Two articles, finally, discuss the Tudor contribution to the recovery of the Anglo-Saxon past. Walter Goffart draws attention to the map of the Saxon Heptarchy which appears in William Lambarde's Archaionomia of 1568, the first attempt at a properly cartographic representation of the seven kingdoms and an image of the Anglo-Saxon world which enjoyed an influential after-life. Patrick Wormald re- examines the vexed problem of whether Lambarde used manuscripts of the Anglo-Saxon and Anglo-Norman law codes now-lost when he edited them for Archaionomia. He concludes that at least one lost witness may, as Felix Liebermann suspected, lie behind Lambarde's work, even though, as Kenneth Sisam first suggested, the vast majority of his idiosyncratic readings were introduced through transcripts collated and 'edited' by his friend and teacher Lawrence Nowell.
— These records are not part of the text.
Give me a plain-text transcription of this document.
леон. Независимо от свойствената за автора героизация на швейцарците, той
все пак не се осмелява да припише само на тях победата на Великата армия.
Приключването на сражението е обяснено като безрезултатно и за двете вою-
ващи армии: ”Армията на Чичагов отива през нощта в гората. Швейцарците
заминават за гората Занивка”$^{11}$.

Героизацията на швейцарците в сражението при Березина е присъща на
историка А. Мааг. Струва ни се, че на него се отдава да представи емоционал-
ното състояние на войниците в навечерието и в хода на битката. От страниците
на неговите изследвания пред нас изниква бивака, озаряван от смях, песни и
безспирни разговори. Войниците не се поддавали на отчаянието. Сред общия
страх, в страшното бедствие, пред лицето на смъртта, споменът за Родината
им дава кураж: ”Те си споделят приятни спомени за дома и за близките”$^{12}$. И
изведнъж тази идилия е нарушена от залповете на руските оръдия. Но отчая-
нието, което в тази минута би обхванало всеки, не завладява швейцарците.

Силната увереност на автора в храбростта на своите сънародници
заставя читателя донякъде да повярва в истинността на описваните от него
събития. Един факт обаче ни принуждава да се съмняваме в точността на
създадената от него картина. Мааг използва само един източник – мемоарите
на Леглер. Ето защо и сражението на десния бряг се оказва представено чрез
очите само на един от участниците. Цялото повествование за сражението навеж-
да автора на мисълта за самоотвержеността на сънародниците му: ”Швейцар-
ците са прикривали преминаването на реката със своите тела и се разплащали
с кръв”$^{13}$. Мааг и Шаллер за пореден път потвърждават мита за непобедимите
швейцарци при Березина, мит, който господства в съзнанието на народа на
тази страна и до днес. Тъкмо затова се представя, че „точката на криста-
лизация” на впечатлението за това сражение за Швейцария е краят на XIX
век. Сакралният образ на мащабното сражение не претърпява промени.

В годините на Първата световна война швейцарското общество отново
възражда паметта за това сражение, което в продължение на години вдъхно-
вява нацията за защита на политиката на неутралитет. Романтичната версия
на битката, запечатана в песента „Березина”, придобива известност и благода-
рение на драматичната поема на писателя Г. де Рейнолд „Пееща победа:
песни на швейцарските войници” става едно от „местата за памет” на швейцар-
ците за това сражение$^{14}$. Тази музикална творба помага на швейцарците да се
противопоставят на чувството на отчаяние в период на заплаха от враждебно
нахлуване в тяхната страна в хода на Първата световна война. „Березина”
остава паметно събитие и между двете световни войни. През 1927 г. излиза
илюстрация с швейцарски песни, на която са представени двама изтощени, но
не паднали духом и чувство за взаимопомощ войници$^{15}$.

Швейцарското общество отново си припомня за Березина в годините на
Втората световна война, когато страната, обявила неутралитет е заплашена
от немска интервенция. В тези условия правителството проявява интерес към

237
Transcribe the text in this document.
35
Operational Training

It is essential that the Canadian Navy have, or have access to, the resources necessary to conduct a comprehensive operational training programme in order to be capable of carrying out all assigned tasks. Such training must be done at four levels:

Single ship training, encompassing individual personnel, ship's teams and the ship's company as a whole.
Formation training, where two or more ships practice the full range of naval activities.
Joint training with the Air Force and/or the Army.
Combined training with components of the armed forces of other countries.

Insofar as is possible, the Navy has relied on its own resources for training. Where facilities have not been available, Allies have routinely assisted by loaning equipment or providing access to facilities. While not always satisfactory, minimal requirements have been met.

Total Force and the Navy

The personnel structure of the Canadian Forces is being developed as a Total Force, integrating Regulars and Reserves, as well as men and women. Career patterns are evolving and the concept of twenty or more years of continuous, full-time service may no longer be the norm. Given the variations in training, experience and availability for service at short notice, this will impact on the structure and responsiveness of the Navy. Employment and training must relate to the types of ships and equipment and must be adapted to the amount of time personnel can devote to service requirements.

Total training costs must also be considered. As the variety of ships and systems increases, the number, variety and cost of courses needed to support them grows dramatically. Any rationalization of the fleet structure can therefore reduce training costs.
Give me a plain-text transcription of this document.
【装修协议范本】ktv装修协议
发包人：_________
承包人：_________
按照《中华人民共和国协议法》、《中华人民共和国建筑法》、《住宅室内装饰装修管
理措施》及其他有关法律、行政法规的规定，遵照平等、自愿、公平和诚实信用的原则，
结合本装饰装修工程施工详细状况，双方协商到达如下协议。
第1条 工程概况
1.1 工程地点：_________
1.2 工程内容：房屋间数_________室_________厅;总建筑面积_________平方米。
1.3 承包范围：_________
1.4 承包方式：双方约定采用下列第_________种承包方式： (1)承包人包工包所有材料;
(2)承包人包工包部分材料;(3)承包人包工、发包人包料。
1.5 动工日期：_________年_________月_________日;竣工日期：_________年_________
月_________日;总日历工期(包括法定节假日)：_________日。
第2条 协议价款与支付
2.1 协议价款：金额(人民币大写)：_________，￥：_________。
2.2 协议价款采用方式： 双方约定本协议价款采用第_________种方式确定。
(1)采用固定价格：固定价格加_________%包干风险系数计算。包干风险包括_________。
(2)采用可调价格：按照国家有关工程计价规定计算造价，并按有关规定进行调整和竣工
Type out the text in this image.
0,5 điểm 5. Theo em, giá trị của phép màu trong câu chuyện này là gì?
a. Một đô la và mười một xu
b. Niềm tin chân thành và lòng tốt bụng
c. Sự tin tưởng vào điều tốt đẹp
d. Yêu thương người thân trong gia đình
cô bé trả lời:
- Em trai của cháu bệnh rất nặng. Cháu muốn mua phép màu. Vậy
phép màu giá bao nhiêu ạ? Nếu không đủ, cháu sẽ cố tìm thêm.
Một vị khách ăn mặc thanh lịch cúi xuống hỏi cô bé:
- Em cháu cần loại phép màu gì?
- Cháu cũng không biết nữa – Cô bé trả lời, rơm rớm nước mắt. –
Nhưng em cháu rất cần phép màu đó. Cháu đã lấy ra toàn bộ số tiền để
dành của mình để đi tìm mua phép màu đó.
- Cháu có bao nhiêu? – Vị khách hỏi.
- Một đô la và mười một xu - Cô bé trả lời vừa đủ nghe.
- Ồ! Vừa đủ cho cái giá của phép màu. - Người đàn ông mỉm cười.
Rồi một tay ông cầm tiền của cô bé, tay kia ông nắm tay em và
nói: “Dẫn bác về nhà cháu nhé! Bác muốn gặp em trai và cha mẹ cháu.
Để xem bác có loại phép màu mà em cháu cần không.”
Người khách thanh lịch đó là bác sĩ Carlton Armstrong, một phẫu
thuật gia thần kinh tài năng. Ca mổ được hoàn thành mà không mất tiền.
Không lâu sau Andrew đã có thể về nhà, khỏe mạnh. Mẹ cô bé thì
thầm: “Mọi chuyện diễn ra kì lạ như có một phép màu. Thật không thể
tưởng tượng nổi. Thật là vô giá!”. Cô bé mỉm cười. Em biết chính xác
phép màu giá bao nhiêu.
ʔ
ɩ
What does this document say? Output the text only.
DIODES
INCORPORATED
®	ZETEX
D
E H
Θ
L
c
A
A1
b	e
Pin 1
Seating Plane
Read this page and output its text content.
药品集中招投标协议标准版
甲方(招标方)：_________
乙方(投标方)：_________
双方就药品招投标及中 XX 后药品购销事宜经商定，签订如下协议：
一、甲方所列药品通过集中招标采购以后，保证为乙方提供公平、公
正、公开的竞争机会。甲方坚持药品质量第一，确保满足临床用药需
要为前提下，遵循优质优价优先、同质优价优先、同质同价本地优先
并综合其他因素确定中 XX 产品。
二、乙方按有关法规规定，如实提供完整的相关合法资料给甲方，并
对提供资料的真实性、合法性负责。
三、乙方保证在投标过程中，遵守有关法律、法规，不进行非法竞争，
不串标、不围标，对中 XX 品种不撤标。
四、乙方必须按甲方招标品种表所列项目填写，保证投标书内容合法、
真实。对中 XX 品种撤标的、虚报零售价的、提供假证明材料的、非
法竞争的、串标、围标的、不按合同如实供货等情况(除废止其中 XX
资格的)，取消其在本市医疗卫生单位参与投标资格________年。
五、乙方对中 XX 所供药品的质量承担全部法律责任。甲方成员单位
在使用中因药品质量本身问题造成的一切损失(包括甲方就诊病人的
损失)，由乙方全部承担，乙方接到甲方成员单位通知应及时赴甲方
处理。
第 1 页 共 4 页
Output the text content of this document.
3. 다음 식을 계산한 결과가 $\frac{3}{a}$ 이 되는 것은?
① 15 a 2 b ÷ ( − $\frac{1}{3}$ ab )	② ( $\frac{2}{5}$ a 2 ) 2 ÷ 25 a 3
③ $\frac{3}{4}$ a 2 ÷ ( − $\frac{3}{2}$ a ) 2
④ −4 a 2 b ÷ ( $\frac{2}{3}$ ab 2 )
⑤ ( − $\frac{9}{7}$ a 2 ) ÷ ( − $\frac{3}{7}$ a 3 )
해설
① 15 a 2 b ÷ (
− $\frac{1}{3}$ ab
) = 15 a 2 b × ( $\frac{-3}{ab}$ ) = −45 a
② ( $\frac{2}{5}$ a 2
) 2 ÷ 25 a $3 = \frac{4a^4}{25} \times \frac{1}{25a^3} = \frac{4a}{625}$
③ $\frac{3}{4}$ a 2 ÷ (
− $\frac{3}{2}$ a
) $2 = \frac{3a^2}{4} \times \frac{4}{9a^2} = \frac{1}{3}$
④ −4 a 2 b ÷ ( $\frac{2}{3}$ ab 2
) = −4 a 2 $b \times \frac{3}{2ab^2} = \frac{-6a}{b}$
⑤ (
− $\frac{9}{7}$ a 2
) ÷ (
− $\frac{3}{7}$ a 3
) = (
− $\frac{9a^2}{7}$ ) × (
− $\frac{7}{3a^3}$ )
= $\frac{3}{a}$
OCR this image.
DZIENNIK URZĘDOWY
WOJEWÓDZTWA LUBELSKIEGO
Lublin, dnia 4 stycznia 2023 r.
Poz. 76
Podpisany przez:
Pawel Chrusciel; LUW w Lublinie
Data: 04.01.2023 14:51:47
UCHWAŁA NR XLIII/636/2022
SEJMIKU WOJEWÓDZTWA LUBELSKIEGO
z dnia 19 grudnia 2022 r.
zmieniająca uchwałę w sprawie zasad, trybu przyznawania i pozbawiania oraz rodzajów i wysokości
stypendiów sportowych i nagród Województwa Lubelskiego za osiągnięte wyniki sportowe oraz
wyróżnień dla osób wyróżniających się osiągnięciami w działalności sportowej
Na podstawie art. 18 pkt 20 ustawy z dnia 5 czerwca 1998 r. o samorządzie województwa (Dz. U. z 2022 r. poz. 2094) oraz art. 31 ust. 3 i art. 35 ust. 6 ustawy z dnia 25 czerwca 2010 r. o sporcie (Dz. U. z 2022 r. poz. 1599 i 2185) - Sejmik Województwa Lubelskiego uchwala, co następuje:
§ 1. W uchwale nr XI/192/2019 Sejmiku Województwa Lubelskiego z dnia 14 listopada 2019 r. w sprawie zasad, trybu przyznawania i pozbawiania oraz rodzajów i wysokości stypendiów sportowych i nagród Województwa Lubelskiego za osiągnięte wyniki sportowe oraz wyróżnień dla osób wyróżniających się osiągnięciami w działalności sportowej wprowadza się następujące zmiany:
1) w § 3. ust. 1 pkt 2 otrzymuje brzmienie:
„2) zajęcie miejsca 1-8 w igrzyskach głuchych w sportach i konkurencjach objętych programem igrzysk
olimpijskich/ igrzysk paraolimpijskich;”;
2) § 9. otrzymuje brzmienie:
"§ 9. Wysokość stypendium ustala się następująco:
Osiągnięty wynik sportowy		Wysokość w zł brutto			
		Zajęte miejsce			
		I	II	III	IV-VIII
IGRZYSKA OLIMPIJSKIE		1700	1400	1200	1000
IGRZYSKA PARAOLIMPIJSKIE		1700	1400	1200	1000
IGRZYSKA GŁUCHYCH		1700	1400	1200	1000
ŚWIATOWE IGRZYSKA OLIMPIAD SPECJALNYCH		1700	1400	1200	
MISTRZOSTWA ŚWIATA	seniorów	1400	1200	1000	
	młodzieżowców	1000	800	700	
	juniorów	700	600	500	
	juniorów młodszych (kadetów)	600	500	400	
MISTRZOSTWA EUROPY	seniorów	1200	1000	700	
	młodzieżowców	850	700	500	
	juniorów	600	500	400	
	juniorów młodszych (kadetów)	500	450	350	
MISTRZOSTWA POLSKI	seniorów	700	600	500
The editors are to be congratulated for the way in which the volume has been conceived and for the general accuracy of the texts, and the press for the clarity with which the articles are set out. There was perhaps a case for a few more illustrations since the arguments of two articles depend upon visual data not provided here: Knock argues, for example, that the text of the Wonders of the East was emended to accord with the cycle of illuminations that accompanied it, yet one has to consult the facsimile edition to see what she means; and reproductions of Lambarde's Map and at least one or two of its descendants would have proven Goffart's point. But this is a minor quibble. Representative of the range of Professor Bately's interests and of the high standards of technical skill that she has helped in no small measure to instil within the field, this collection is a worthy celebration of her contribution to the present efflorescence of Anglo-Saxon studies. Imitation is great praise indeed.